Heal Zone reimburses the food bank for the distributed food and shares half the cost of the fridge needed for storage with the church. A second Walk With Friends group that for now meets just on Saturdays has now started at nearby Mesa Grande park, run by volunteer coordinator Sashi Narayan, also in her fifties, who counts a lot of regulars among her several dozen participants. Nari says she walks alongside the participants and encourages them to talk to family members and neighbors to get them to join as well.

“Free stuff is an incentive for a lot of people,” says Phyllis Lusan. “Life is tough and we have almost every multicultural group. Many times they can’t speak English, but that doesn’t stop them from walking together. I’ve seen people form friendships even though they can’t speak the same language.”

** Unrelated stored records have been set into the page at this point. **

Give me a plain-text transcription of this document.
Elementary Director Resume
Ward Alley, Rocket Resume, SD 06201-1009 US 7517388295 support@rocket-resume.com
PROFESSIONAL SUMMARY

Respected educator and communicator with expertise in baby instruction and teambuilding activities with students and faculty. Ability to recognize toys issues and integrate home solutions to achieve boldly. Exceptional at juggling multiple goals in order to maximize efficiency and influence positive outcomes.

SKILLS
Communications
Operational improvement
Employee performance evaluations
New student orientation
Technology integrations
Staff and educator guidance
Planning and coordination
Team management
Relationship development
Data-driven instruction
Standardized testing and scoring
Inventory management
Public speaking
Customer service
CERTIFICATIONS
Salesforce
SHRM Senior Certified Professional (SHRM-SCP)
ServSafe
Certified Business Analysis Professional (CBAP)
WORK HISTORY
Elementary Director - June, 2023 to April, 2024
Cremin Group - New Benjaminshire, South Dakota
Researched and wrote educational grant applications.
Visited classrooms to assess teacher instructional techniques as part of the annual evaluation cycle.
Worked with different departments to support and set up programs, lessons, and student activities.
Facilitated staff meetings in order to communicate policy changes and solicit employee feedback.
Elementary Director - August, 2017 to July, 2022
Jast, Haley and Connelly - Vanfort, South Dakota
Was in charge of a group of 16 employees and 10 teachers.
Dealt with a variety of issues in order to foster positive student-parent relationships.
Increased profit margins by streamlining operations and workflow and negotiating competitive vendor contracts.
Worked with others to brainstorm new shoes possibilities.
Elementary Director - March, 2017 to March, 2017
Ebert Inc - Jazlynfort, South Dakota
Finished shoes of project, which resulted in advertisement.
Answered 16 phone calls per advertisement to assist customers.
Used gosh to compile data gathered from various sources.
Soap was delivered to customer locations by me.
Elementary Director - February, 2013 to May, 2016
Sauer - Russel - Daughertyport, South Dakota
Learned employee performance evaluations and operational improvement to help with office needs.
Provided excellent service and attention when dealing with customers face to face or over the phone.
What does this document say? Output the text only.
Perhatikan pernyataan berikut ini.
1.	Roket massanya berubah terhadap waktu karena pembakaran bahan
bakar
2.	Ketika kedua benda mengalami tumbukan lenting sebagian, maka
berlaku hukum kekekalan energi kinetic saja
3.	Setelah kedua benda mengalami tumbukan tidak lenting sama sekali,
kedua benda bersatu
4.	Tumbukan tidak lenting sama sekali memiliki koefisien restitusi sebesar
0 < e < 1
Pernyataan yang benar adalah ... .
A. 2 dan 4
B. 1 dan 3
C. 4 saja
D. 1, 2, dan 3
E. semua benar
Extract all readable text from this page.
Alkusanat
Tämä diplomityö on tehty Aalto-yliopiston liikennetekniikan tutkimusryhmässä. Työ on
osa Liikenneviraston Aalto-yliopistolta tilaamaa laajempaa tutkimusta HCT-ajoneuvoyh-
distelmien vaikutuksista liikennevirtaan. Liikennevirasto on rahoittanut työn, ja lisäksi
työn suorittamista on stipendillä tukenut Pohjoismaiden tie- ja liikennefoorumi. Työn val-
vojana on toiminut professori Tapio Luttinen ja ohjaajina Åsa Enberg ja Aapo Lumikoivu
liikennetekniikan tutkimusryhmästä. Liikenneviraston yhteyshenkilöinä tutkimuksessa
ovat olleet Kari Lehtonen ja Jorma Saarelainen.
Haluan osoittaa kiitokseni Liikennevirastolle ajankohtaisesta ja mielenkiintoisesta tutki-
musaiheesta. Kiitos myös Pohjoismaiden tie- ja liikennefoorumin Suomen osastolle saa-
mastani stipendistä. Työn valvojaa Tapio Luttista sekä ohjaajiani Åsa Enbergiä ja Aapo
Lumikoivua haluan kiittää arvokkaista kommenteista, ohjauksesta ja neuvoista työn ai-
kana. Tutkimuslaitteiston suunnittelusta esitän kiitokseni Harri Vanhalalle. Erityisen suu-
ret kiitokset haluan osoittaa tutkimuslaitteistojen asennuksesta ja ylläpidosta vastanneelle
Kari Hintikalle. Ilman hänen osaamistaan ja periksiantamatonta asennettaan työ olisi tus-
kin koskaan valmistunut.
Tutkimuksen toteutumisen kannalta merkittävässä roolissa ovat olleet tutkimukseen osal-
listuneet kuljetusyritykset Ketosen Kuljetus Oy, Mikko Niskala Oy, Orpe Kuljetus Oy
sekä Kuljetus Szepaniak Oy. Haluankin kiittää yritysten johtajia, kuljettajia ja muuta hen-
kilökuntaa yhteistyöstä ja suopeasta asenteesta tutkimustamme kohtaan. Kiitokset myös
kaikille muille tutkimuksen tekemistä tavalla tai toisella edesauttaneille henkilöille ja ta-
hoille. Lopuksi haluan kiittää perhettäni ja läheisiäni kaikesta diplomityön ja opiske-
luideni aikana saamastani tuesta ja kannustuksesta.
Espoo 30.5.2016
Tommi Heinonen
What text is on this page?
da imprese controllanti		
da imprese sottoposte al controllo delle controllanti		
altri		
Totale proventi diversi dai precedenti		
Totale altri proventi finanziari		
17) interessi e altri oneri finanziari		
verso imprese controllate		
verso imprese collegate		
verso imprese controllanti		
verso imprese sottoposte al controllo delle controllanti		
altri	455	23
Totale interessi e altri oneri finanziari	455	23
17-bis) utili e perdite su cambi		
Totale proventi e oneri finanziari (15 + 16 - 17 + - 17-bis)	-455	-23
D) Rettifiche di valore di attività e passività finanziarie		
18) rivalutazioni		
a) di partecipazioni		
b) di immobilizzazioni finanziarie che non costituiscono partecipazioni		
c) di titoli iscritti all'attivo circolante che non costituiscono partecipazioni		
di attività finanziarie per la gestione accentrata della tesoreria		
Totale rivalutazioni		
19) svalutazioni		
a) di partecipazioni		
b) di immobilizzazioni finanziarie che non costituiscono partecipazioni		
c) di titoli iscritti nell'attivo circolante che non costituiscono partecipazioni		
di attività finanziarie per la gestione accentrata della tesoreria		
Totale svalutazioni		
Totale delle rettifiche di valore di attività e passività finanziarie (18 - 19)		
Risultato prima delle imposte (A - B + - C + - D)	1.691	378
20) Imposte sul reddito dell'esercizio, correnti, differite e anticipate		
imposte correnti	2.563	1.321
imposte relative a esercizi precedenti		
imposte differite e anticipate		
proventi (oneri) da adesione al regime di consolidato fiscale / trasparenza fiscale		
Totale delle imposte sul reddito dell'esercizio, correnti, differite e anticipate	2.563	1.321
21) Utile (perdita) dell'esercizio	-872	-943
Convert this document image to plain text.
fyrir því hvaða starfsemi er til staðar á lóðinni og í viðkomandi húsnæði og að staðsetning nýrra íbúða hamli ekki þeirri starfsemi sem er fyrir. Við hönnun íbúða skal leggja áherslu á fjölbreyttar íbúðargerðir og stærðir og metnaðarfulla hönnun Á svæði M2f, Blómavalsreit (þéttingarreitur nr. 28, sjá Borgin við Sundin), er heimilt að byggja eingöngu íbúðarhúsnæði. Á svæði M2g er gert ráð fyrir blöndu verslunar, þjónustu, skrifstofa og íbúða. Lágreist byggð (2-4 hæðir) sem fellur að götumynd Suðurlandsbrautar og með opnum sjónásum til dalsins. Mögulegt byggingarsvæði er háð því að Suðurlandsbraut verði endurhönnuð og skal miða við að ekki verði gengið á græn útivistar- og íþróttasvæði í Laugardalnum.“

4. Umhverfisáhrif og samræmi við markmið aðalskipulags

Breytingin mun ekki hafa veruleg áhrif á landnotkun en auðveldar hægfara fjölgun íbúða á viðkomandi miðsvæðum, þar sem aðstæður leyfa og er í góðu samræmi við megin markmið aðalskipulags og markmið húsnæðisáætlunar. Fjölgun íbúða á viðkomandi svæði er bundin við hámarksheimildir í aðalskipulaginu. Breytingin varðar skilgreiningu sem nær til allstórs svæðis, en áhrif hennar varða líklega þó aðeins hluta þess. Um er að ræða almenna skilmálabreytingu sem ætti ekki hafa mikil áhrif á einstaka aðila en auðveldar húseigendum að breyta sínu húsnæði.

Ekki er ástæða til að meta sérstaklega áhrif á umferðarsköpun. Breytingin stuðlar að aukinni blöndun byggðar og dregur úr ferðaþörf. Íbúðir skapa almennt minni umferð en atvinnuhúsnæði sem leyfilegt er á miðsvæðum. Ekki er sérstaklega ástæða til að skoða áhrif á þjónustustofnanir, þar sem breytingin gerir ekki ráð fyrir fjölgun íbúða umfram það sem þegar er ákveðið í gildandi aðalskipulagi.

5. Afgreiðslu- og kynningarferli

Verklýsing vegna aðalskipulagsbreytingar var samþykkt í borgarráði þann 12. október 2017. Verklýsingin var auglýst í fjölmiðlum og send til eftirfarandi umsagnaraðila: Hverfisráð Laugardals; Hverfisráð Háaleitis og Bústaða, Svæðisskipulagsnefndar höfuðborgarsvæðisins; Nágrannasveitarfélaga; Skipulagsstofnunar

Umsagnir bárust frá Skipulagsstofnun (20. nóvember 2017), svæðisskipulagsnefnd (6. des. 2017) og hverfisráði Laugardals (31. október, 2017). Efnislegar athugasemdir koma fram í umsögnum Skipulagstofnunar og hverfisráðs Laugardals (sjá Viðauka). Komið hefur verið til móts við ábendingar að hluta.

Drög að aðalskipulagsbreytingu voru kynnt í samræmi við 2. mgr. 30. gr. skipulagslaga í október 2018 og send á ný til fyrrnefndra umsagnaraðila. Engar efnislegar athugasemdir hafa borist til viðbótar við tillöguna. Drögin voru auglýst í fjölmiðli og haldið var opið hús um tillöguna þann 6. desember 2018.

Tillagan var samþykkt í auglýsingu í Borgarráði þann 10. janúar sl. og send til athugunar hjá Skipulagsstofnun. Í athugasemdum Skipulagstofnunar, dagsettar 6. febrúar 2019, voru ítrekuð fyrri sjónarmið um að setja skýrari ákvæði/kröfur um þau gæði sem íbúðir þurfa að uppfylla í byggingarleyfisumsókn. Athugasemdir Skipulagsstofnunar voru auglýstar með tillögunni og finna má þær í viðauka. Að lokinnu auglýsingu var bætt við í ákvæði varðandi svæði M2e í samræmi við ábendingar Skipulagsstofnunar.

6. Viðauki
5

No formal study has been done of the groups, but through conversations Johnson knows that a number of people have been able to lose weight and stop taking diabetes medications. Like Lusan, Johnson also hears a lot about community cohesion. “Neighbors who never knew each other now enjoy each other and look out for one another,” says Johnson.

In the near future, a new Walk With Friends group will be starting up in South Sacramento’s Nielsen Park and a version has also started in Roseville that engages residents to do their walking downtown. The goal there, beyond walking, is to get residents to better know their neighbors and frequent stores downtown, many of which have been struggling.

Johnson says the makeup of the existing groups is diverse, including non-English speakers and ages that range from 3 to 90. “It’s just really an awesome thing to witness,” adds Johnson.

The walkers, if they want to, can also learn a brand new skill few knew before: advocacy. With training from the Health Education Council, several years ago, members of Walk With Friends lobbied the Sacramento City Council for a summer program that provides meals, activities and violence intervention programs. They were successful and the program is expected to start up again this summer.

Recently the Health Education Council worked together with Sacramento ACT (Area Congregations Together) to create a community organizing committee. The goal is to have participants advocate for policy or practice changes to continue the work of the HEAL Zones. “Residents talk to other residents about what’s needed to make their community healthier and they’ll start with lower level officials and then go up the ranks to advocate for new plans,” says Johnson.

Earlier this year The California Health and Human Services Agency and the California Department of Public Health invited Walk With Friends to be one of 23 community-based health innovations to present their programs at an innovations conference in Sacramento. The agencies said the 23 programs are among those that advance the effort to make California the nation’s healthiest state by 2022.

While the current funding runs out in 2017, the Health Education Council is working to identify new funding sources so that they can continue and expand the programs. The hope is to make Walk With Friends citywide and then even national, says Johnson. “Parks are the visible thermometer of the community. They can do great things for the morale of the community and the overall energy,” says Johnson.